The lookup of development binaries from the current process execution location
proves to be problematic as it adds ambiguity to what locations are being
considered. Specifically, when /usr/bin/snap asks about an internal tool, the
lookup may incorrectly return /usr/bin/foo instead of /usr/lib/snapd/foo if
/usr/bin/foo happens to exist and is executable.

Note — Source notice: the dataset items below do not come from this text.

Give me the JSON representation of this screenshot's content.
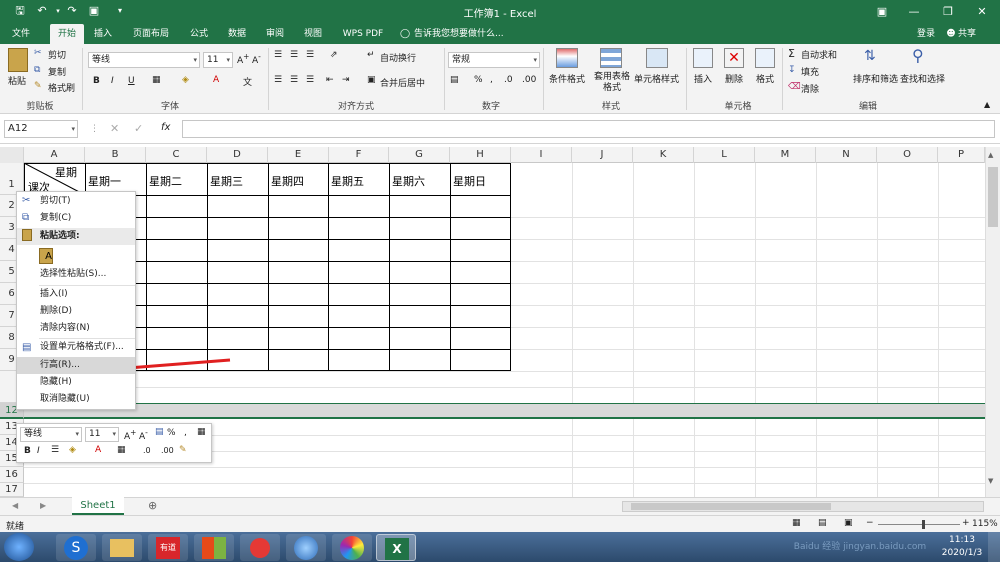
{
  "window": {
    "title": "工作簿1 - Excel"
  },
  "tabs": [
    "文件",
    "开始",
    "插入",
    "页面布局",
    "公式",
    "数据",
    "审阅",
    "视图",
    "WPS PDF"
  ],
  "active_tab": "开始",
  "tell_me": "告诉我您想要做什么...",
  "account": {
    "login": "登录",
    "share": "共享"
  },
  "ribbon": {
    "clipboard": {
      "label": "剪贴板",
      "paste": "粘贴",
      "cut": "剪切",
      "copy": "复制",
      "format_painter": "格式刷"
    },
    "font": {
      "label": "字体",
      "name": "等线",
      "size": "11",
      "bold": "B",
      "italic": "I",
      "underline": "U"
    },
    "align": {
      "label": "对齐方式",
      "wrap": "自动换行",
      "merge": "合并后居中"
    },
    "number": {
      "label": "数字",
      "format": "常规",
      "percent": "%"
    },
    "styles": {
      "label": "样式",
      "conditional": "条件格式",
      "table": "套用表格格式",
      "cell": "单元格样式"
    },
    "cells": {
      "label": "单元格",
      "insert": "插入",
      "delete": "删除",
      "format": "格式"
    },
    "edit": {
      "label": "编辑",
      "autosum": "自动求和",
      "fill": "填充",
      "clear": "清除",
      "sort": "排序和筛选",
      "find": "查找和选择"
    }
  },
  "formula_bar": {
    "name_box": "A12",
    "fx": "fx",
    "value": ""
  },
  "columns": [
    "A",
    "B",
    "C",
    "D",
    "E",
    "F",
    "G",
    "H",
    "I",
    "J",
    "K",
    "L",
    "M",
    "N",
    "O",
    "P"
  ],
  "rows": [
    "1",
    "2",
    "3",
    "4",
    "5",
    "6",
    "7",
    "8",
    "9",
    "12",
    "13",
    "14",
    "15",
    "16",
    "17"
  ],
  "table": {
    "corner_top": "星期",
    "corner_bottom": "课次",
    "headers": [
      "星期一",
      "星期二",
      "星期三",
      "星期四",
      "星期五",
      "星期六",
      "星期日"
    ]
  },
  "context_menu": {
    "cut": "剪切(T)",
    "copy": "复制(C)",
    "paste_options": "粘贴选项:",
    "paste_special": "选择性粘贴(S)...",
    "insert": "插入(I)",
    "delete": "删除(D)",
    "clear": "清除内容(N)",
    "format_cells": "设置单元格格式(F)...",
    "row_height": "行高(R)...",
    "hide": "隐藏(H)",
    "unhide": "取消隐藏(U)"
  },
  "mini_toolbar": {
    "font": "等线",
    "size": "11"
  },
  "sheet": {
    "name": "Sheet1"
  },
  "status": {
    "text": "就绪",
    "zoom": "115%"
  },
  "clock": {
    "time": "11:13",
    "date": "2020/1/3"
  },
  "watermark": "Baidu 经验 jingyan.baidu.com",
  "colors": {
    "brand": "#217346",
    "arrow": "#e02020"
  }
}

Signed-off-by: Maciej Borzecki <maciej.borzecki@canonical.com>

* sandbox/apparmor: more logging when checking apparmor_parser candidates

Signed-off-by: Maciej Borzecki <maciej.borzecki@canonical.com>

* secboot: improve mocking of snap-fde-keymgr

Improve the mocking of snap-fde-keymgr such that the tool is indeed mocked at
the right location.

Signed-off-by: Maciej Borzecki <maciej.borzecki@canonical.com>

* cmd/snap: log errors when waiting for snapd to regenerate profiles

Signed-off-by: Maciej Borzecki <maciej.borzecki@canonical.com>

---------

Signed-off-by: Maciej Borzecki <maciej.borzecki@canonical.com>
---
 cmd/snap/cmd_run.go          |  2 ++
 sandbox/apparmor/apparmor.go |  4 ++++
 secboot/encrypt_sb_test.go   | 14 ++++++++------
 snapdtool/tool_linux.go      |  7 -------
 snapdtool/tool_test.go       |  4 ++--
 5 files changed, 16 insertions(+), 15 deletions(-)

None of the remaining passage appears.